Este trabalho revelou uma elevada abundância de microrganismos nos três pontos de amostragem de águas residuais, sendo o seu número particularmente e significativamente elevado nas águas de lavagem.

A campanha de extracção não influenciou a abundância dos grupos microbianos amostrados. O período da campanha em que as amostras foram recolhidas afectou as contagens de formas distintas.

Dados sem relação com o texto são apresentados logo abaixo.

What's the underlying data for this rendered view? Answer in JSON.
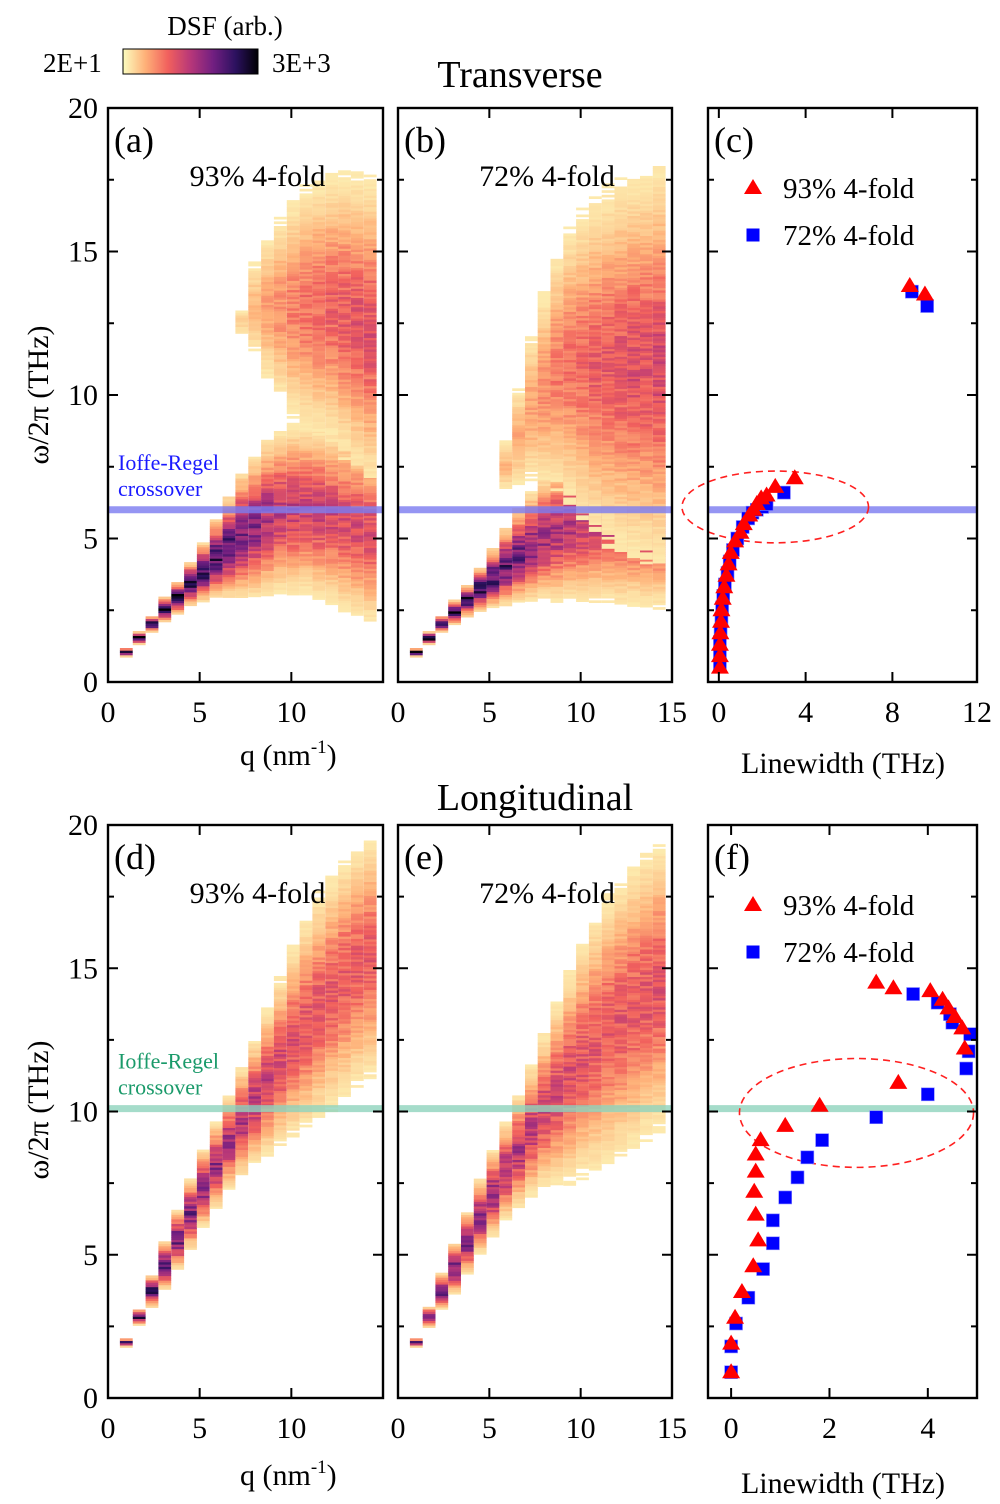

No início das campanhas, as populações estavam presentes em números elevados que decrescem a meio da mesma, como consequência provável da laboração nesse momento ser mais intensiva. As populações de heterotróficos, fungos filamentosos e leveduras, tendem a mostrar uma recuperação no final das campanhas de extracção, como resposta adaptativa ás condições do meio ambiente.

As populações de leveduras e fungos filamentosos revelaram maior capacidade de resistir ao ambiente menos favorável, uma vez que as suas abundâncias, relativamente à população de heterotróficos, se mantiveram mais elevadas, dominando as contagens dos heterotróficos.

Não foi possível estabelecer correlações com significância estatística entre as populações microbianas investigadas, e os parâmetros físico-químicos medidos. No entanto, o aumento da carga orgânica, diminuição do pH e teor em oxigénio dissolvido, foram identificados como os factores físico-químicos que mais contribuíram para a diminuição das populações microbianas, e determinaram os diferentes equilíbrios entre elas.